GC: We’re speaking with Sandra Feldman. She's a Publications Attorney for CT Corporation and we're talking about the five big choices that business owners need to make after simply deciding to form a statutory business entity. We've talked about which kind of entity to form, which state to have the formation reside in. Next up, Sandra, is I believe choice of name. Is that right?

SF: That's right, Greg, and the business owner’s choice of entity and choice of formation state actually affect the choice of name. So one thing the entity’s name will have to contain words or abbreviations that indicate what type of entity it is. And they'll also be certain words or phrases that cannot be in the name or that can be used only with permission, and that list of words or phrases will be different for each formation state.

Importantly, the name cannot be the same as the name of any other business entity on the records of the formation state’s filing office. So it's a good idea to do a name check to find out if the name you want is available and, if it is, to reserve that name until you file the formation document. Because the last thing a business owner needs is to spend money on signs, marketing, materials, advertising and so on with the name they like and then finding out they can't use it.

GC: Yeah, you can save yourself a lot of money and a lot of headaches by doing some due diligence there. The next step, Sandra, is choice of taxation. Can a business owner really choose how their entity is going to be taxed?

SF: To an extent, yes. I'm talking about how it will be taxed to federal income tax purposes, and there are two choices. The entity can be a separate taxable entity. Meaning, it will pay the taxes on its income on its own tax return at a tax rate, which is now 21%.

Or it can be a pass-through entity, meaning the entity doesn't pay the taxes. Instead, its income passes through to its owners who pay taxes on their share of the income on their personal income tax return at the personal income tax rate.

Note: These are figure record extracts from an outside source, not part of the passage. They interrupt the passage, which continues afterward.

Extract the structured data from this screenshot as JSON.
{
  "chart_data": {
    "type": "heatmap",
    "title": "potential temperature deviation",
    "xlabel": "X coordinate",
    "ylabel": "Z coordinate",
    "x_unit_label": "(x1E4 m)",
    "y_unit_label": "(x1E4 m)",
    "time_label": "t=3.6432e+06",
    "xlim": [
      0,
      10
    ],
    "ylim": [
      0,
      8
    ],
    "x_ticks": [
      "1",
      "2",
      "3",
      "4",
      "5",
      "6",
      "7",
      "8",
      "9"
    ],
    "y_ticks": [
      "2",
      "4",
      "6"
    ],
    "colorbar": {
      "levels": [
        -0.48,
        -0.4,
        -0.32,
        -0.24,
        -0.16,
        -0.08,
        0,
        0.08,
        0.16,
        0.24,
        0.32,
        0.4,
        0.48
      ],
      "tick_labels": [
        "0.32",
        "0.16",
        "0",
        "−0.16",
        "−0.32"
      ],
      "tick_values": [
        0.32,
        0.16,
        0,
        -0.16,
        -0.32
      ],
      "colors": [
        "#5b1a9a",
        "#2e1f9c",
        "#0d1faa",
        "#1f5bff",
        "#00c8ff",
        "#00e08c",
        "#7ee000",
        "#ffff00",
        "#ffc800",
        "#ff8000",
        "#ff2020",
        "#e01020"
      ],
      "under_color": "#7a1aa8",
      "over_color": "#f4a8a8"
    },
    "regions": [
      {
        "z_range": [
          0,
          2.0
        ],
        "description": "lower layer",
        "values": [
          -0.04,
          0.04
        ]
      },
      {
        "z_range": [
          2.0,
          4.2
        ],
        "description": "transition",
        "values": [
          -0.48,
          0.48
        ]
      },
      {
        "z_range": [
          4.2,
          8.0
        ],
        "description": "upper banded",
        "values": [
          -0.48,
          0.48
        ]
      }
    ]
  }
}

Unincorporated entities like LLCs and LLPs can choose either separate or pass-through taxation. But it's a little harder for a corporation. In order for a corporation to be a pass-through entity it has to meet several requirements of the tax code, including having no more than 100 shareholders, none of whom can be business entities or non-U.S. citizens. And it can only have one class of stock.

GC: Down to the final choice here. The fifth choice out of the five that we need to make here once we decide to form a statutory business entity, the choice of a Registered Agent. What kind of considerations are involved in that?

SF: First, I should note that regardless of the choice of entity and the choice of formation state, the business owner must choose a Registered Agent. The Registered Agent’s main function is to receive Service of Process, which is the document notifying the entity it's being sued and to forward it to the entity so that it can respond.

The choice of Registered Agent basically comes down to choosing an individual, like an owner or a manager or employee, or a service company that can provide a professional Registered Agent. And, full disclosure, I work for a service company that provides professional Registered Agent services so it's no surprise that I think that's the way to go. I will point out that a professional registered agent will cost more. But you'll have the assurance of knowing that there will always be someone there at the statutory address when the documents are served and the person receiving them knows exactly what those documents are and what to do with them.

And I think with that, Greg, we've covered five very important choices that many small business owners will be facing.

GC: Absolutely right. So, peace of mind is important as well on that last one. Sandra, thanks very much for your time today as always, we appreciate it.

SF: Oh, thank you, Greg. I enjoyed it.

GC: Sandra Feldman is Publications Attorney for CT Corporation. I'm Greg Corombos.